【发布时间】:2016-10-30 16:26:36
【问题描述】:
我正在从网页源中提取评论数据并使用以下方法构建树:
`tmpTree <- FromListExplicit(postData[[1]], nameName = "poster", childrenName = "child")`
其中postData 是使用xml_find_all 提取的节点列表,每次从列表中创建新树时,postData[[1]] 都会更改。提取节点的函数可以在我八月份发布的SO question 中找到,谢天谢地,RSelenium 的创建者自己回答了,jdharrison。
我想问的是我是否可以创建一种树,例如:
newTree <- Node$new("Tree67770)
newTree$AddChild(tmpTree)
所以我最终得到一棵由其他三棵树组成的树,然后它们将成为最终树中的节点,当我绘制大树时,我可以看到所有名称(海报的)。

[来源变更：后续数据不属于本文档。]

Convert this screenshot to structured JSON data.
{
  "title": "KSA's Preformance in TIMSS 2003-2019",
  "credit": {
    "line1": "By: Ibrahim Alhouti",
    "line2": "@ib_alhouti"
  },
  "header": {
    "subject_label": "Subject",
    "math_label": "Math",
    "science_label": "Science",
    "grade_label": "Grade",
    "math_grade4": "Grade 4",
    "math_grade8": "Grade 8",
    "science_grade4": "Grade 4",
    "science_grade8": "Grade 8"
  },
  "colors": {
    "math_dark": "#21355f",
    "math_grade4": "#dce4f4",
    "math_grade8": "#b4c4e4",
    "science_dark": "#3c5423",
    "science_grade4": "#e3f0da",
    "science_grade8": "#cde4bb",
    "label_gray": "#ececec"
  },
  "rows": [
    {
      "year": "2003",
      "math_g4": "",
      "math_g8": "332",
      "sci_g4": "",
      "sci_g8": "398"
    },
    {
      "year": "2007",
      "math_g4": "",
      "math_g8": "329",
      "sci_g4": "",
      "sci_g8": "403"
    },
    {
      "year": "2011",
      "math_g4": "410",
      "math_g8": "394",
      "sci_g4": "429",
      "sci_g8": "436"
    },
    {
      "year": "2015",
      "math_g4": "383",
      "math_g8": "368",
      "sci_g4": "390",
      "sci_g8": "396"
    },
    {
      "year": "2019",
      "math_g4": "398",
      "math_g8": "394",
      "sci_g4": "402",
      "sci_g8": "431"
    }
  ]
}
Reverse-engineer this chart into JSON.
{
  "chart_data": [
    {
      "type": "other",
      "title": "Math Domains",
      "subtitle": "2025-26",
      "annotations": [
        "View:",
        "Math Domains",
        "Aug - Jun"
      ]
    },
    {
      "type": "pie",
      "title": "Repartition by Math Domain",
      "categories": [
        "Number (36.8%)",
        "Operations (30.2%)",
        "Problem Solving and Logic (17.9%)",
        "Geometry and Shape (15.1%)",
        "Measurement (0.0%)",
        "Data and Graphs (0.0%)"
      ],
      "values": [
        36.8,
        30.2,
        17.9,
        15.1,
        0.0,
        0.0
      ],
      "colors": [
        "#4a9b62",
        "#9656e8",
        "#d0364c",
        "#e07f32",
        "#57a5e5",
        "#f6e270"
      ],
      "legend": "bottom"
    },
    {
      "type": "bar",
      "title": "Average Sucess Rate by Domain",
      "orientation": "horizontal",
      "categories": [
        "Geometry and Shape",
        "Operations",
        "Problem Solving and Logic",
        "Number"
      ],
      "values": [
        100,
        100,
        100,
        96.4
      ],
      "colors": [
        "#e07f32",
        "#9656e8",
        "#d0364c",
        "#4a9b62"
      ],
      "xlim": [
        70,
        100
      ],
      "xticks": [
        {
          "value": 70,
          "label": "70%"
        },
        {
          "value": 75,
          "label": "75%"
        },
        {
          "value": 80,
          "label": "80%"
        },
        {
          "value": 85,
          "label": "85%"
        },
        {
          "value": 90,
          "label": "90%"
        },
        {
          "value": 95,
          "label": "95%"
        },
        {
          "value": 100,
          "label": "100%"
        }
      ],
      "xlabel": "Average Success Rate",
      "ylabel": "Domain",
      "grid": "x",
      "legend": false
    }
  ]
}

上述方法不起作用,错误cannot coerce type 'environment' to vector of type 'character' 是可以理解的,因为每个tmpTree 不是字符而是列表。我想把每棵树都改成一个 data.frame,然后把所有的 data.frame 添加回去来构建一棵大树,但在我看来它太长而且太麻烦了。任何帮助将不胜感激。谢谢。
已编辑以添加 dput 示例: 示例 1:
structure(list(postId = 2794984430, date = "Thursday, July 21, 2016 11:17 AM",
poster = "MMM", disqusUname = "disqus_rVXuxnq9MP", message = "\rI am against abortion but I am in favour of contraceptives. Is the MAP a (emergency) contraceptive or not? Is the MAP abortive or not? Unless there is clear unequivocal evidence about this, the circus will continue!\r",
child = list(structure(list(postId = 2795948275, date = "Thursday, July 21, 2016 9:07 PM",
poster = "David Farrugia", disqusUname = "davidfarrugia",
message = "\rIt all depends when the soul has been installed into the egg. LOL\r"), .Names = c("postId",
"date", "poster", "disqusUname", "message")))), .Names = c("postId", "date", "poster", "disqusUname", "message", "child"))
示例 2:
structure(list(postId = 2795142611, date = "Thursday, July 21, 2016 2:04 PM",
poster = "David", disqusUname = "disqus_tTjwlqxma8", message = "\rthis reminds me of the Divorce debate. the dinosaurs from church and the parliament seem to be against anything 'god' does not allow. can they accept the fact that not all of us are into religious fairy tales?\r",
child = list(structure(list(postId = 2796284665, date = "Friday, July 22, 2016 12:30 AM",
poster = "Nessy Testa", disqusUname = "NICOTI", message = "\rno they want to shove their \"morals\" down our throats.. then they go to repent their sins..\r"), .Names = c("postId",
"date", "poster", "disqusUname", "message")))), .Names = c("postId", "date", "poster", "disqusUname", "message", "child"))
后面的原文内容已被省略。